Last April, we wrote about proposed changes to Department of Defense ("DoD") reporting requirements for independent research and development ("IR&D"), raising concerns about how the proposed change would tie recoverability of IR&D costs to new reporting and disclosure requirements. Recently, Defense Federal Acquisition Regulation Supplement ("DFARS") 231.205-18(c) was finalized, with changes. See 77 Fed. Reg. 4632 (Jan. 30, 2012). This final rule is a mixed bag that got some things right, but also leaves some of the most serious issues unresolved.
First – three things that DoD got right.
- Elimination of the $50,000 Threshold. The proposed rule required IR&D reports from all major contractors generating more than $50,000 annually in IR&D costs. However, the regulations define "major contractors" as contractors whose covered segments are allocated more than $11,000,000 in total IR&D costs during the preceding fiscal year. The two different dollar thresholds created confusion as to who should be reporting and what projects should be included in these reports. The final rule removed the redundant $50,000 threshold, clarifying that all "major contractors" with more than $11,000,000 in allocable IR&D costs must submit reports on all of their IR&D projects, regardless of the dollar value of a specific project. Other non-major contractors, the final rule noted, are welcome to submit reports voluntarily.
- Clarification Regarding Classified IR&D Projects. The proposed rule would have established a broad-ranging disclosure requirement for all IR&D projects, without regard to whether a project was classified. The final rule clarified that only unclassified projects should be submitted through the DoD’s Defense Technical Information Center ("DTIC") website (www.dtic.mil/ird/dticdb/index.html).
- Reiterating that Submissions Will Be Protected as Proprietary. The proposed rule required general descriptions of IR&D projects, with no guidance on what should be submitted and no assurances of how the information would be handled within the government. The final rule made clear that information reported through the DTIC website would be considered proprietary under the Freedom of Information Act ("FOIA"), 5 U.S.C. § 552(b)(4), and that it would not be subject to public disclosure. Furthermore, DoD clarified that companies are in control of the level of specificity to be included in the reports.
But – there are at least three things that DoD simply failed to address in any meaningful manner:
- Adequacy of Controls at the DTIC Website? The American Bar Association, Section of Public Contract Law, pointed out that the security of the DTIC website was questionable, to which DoD merely assured that "adequate controls are in place" and that "sufficient measures are being employed." We were hoping for more than an assertion of "adequate assurances." It does a company no good to have its data treated as proprietary under FOIA, where the underlying data source remains at risk.

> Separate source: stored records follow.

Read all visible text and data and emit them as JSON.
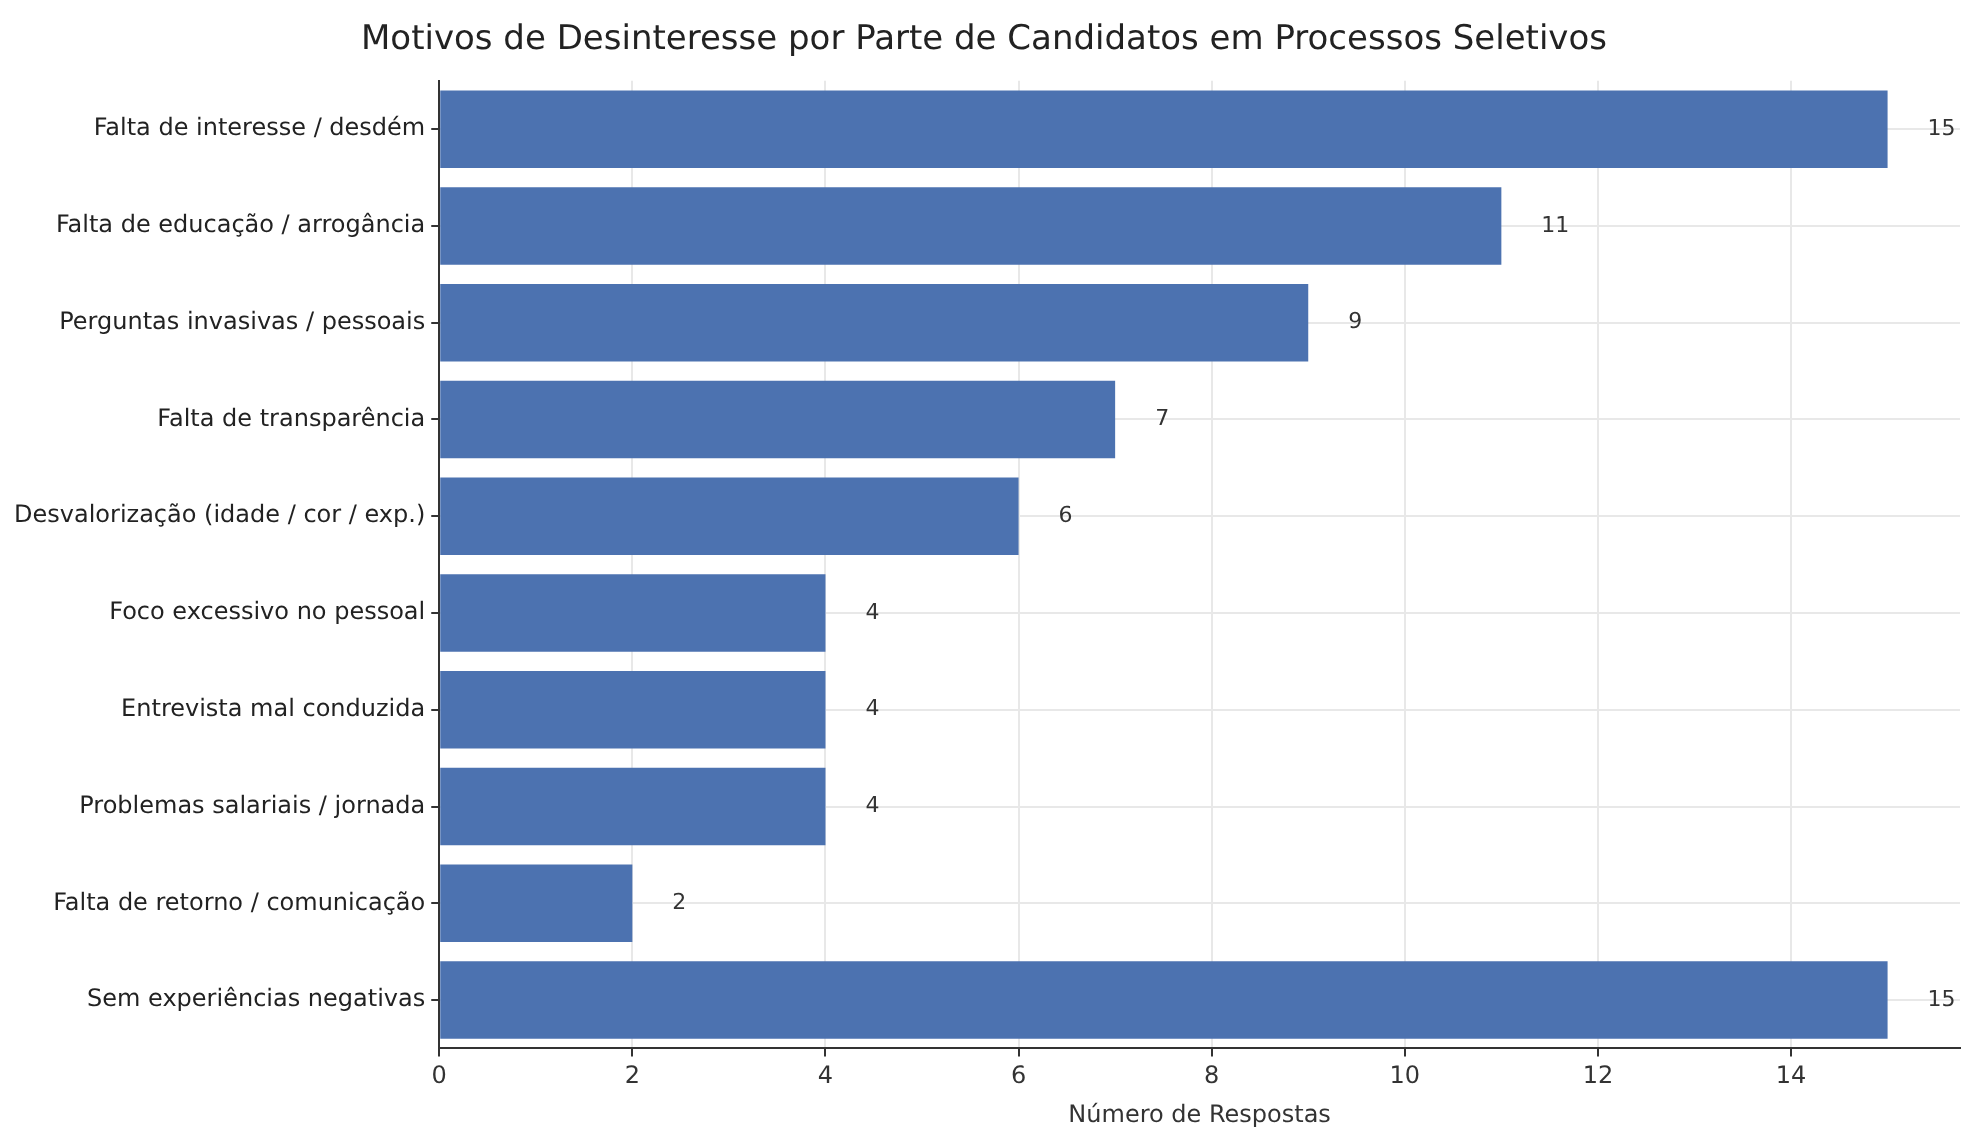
{
  "chart_data": {
    "type": "bar",
    "orientation": "horizontal",
    "title": "Motivos de Desinteresse por Parte de Candidatos em Processos Seletivos",
    "xlabel": "Número de Respostas",
    "categories": [
      "Falta de interesse / desdém",
      "Falta de educação / arrogância",
      "Perguntas invasivas / pessoais",
      "Falta de transparência",
      "Desvalorização (idade / cor / exp.)",
      "Foco excessivo no pessoal",
      "Entrevista mal conduzida",
      "Problemas salariais / jornada",
      "Falta de retorno / comunicação",
      "Sem experiências negativas"
    ],
    "values": [
      15,
      11,
      9,
      7,
      6,
      4,
      4,
      4,
      2,
      15
    ],
    "color": "#4c72b0",
    "xlim": [
      0,
      15.75
    ],
    "xticks": [
      0,
      2,
      4,
      6,
      8,
      10,
      12,
      14
    ],
    "grid": true,
    "data_labels": true
  }
}
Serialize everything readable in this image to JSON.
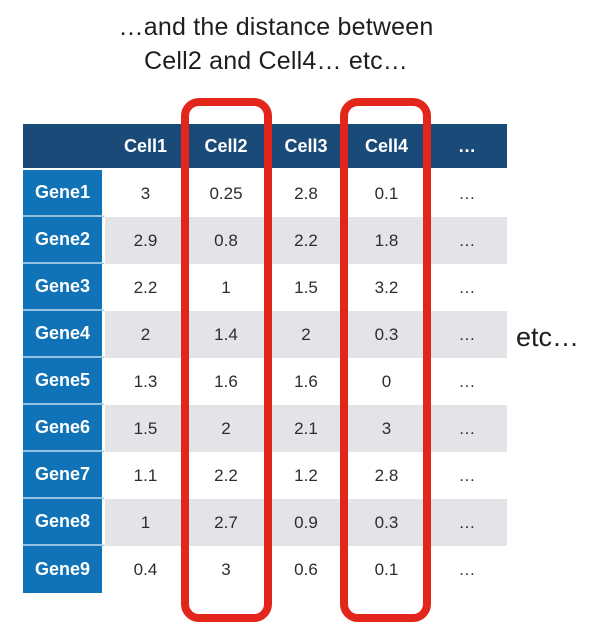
{
  "title": {
    "line1": "…and the distance between",
    "line2": "Cell2 and Cell4… etc…"
  },
  "annotations": {
    "side_note": "etc…"
  },
  "table": {
    "corner_label": "",
    "columns": [
      "Cell1",
      "Cell2",
      "Cell3",
      "Cell4",
      "…"
    ],
    "rows": [
      {
        "label": "Gene1",
        "values": [
          "3",
          "0.25",
          "2.8",
          "0.1",
          "…"
        ]
      },
      {
        "label": "Gene2",
        "values": [
          "2.9",
          "0.8",
          "2.2",
          "1.8",
          "…"
        ]
      },
      {
        "label": "Gene3",
        "values": [
          "2.2",
          "1",
          "1.5",
          "3.2",
          "…"
        ]
      },
      {
        "label": "Gene4",
        "values": [
          "2",
          "1.4",
          "2",
          "0.3",
          "…"
        ]
      },
      {
        "label": "Gene5",
        "values": [
          "1.3",
          "1.6",
          "1.6",
          "0",
          "…"
        ]
      },
      {
        "label": "Gene6",
        "values": [
          "1.5",
          "2",
          "2.1",
          "3",
          "…"
        ]
      },
      {
        "label": "Gene7",
        "values": [
          "1.1",
          "2.2",
          "1.2",
          "2.8",
          "…"
        ]
      },
      {
        "label": "Gene8",
        "values": [
          "1",
          "2.7",
          "0.9",
          "0.3",
          "…"
        ]
      },
      {
        "label": "Gene9",
        "values": [
          "0.4",
          "3",
          "0.6",
          "0.1",
          "…"
        ]
      }
    ],
    "highlighted_columns": [
      "Cell2",
      "Cell4"
    ]
  },
  "colors": {
    "header_background": "#1a4a78",
    "row_label_background": "#1173b7",
    "stripe_background": "#e2e4e7",
    "highlight_red": "#e3261c",
    "text_dark": "#2d2d2d",
    "text_light": "#ffffff"
  },
  "chart_data": {
    "type": "table",
    "title": "…and the distance between Cell2 and Cell4… etc…",
    "columns": [
      "",
      "Cell1",
      "Cell2",
      "Cell3",
      "Cell4",
      "…"
    ],
    "rows": [
      [
        "Gene1",
        3,
        0.25,
        2.8,
        0.1,
        "…"
      ],
      [
        "Gene2",
        2.9,
        0.8,
        2.2,
        1.8,
        "…"
      ],
      [
        "Gene3",
        2.2,
        1,
        1.5,
        3.2,
        "…"
      ],
      [
        "Gene4",
        2,
        1.4,
        2,
        0.3,
        "…"
      ],
      [
        "Gene5",
        1.3,
        1.6,
        1.6,
        0,
        "…"
      ],
      [
        "Gene6",
        1.5,
        2,
        2.1,
        3,
        "…"
      ],
      [
        "Gene7",
        1.1,
        2.2,
        1.2,
        2.8,
        "…"
      ],
      [
        "Gene8",
        1,
        2.7,
        0.9,
        0.3,
        "…"
      ],
      [
        "Gene9",
        0.4,
        3,
        0.6,
        0.1,
        "…"
      ]
    ],
    "highlighted_columns": [
      "Cell2",
      "Cell4"
    ],
    "annotations": [
      "etc…"
    ],
    "legend": "off",
    "grid": "off"
  }
}
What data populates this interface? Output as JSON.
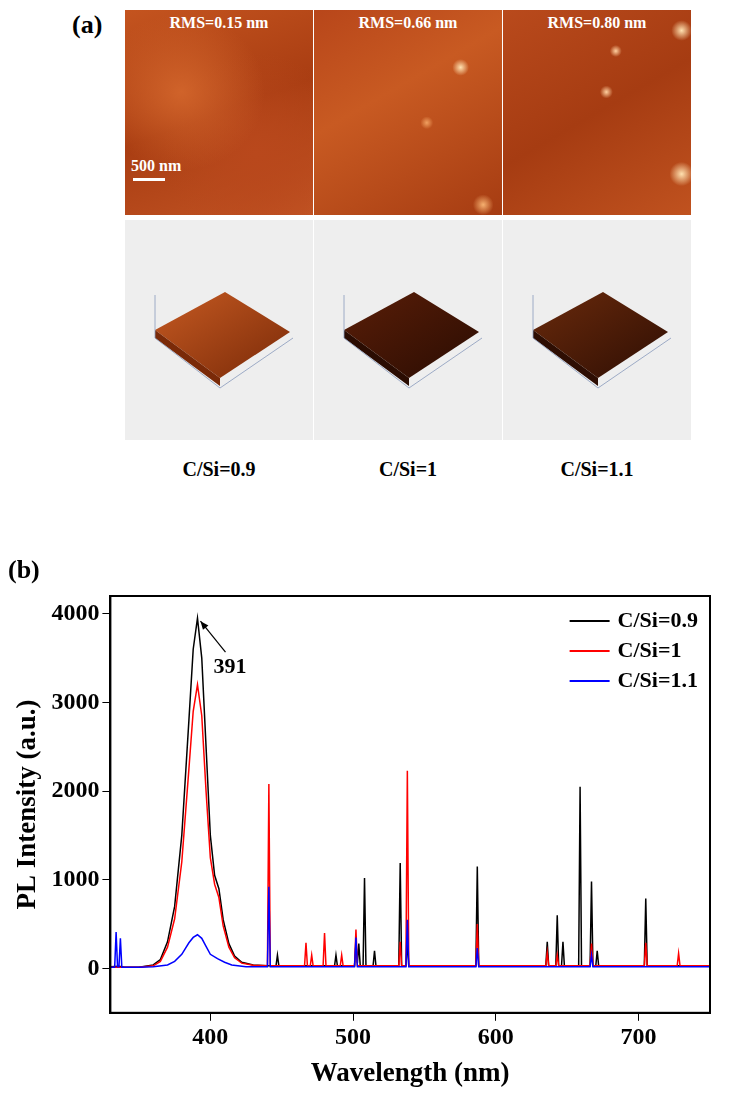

- Role of DCAA in Auditing and Evaluating Reports? The final rule acknowledged concerns over tying the allowability of IR&D costs (audited by the Defense Contract Audit Agency ("DCAA")) to the submission of these technical reports, but DoD addressed these concerns only obliquely. While the final rule states that contracting personnel will retain authority to determine whether IR&D projects are "of potential interest" to the DoD, it also reinforces the fact that collaboration between the technical team and audit team must take place. "[W]hen specialized expertise is required, contracting officers are expected to consult with auditors and other individuals with specialized experience, as necessary, to ensure a full understanding of issues." This perplexing statement only serves to raise additional questions: When will expertise be required? When will consultation be necessary? What issues will auditors and experts help to resolve? And why are cost auditors involved in an evaluation of a technical project in the first place?
- What Information Will Be Required in These Reports? The final rule states that companies are in control of the level of specificity to be included in the reports, including the types of proprietary information to be included. In fact, the instructions prepared by DTIC for submitting the IR&D reports identify the information to be entered in the various data fields (project title, project number, status/readiness level, anticipated expenditures, targeted DoD organization, etc.), calling for "a 1-2 sentence summary" of the IR&D project and a brief project description, not to exceed 10,000 alpha numeric characters (about three typed pages). While we appreciate that DoD hopes to limit the overall reporting requirement (a reporting requirement that the proposed rule estimated would take only 30 minutes for each report), we wonder whether DCAA auditors will insist on "more" information when evaluating the quality of the IR&D reports, especially given that DCAA has a long history of over-reaching and of invasive audit demands into areas in which they have no functional expertise. Somehow, we doubt that DCAA will be willing to show much restraint.
Whether requiring these reports is a good idea is now a moot point – the rule is final and all major contractors are required to report so that the DoD can regain greater visibility into IR&D funding and better evaluate whether the funded projects have a discernible technological purpose that benefits DoD. But, beyond the increased audit scrutiny, we think that this new reporting requirement reflects a continuing shift in DoD’s overall policy approach to IR&D, with DoD hungry for more rights and more visibility into research and development projects that, by regulation, must remain independent. Given the high value that is inevitably associated with this incessant search for more, we are quite sure that companies would rest easier if their concerns were actually addressed in the final rule in a substantive manner.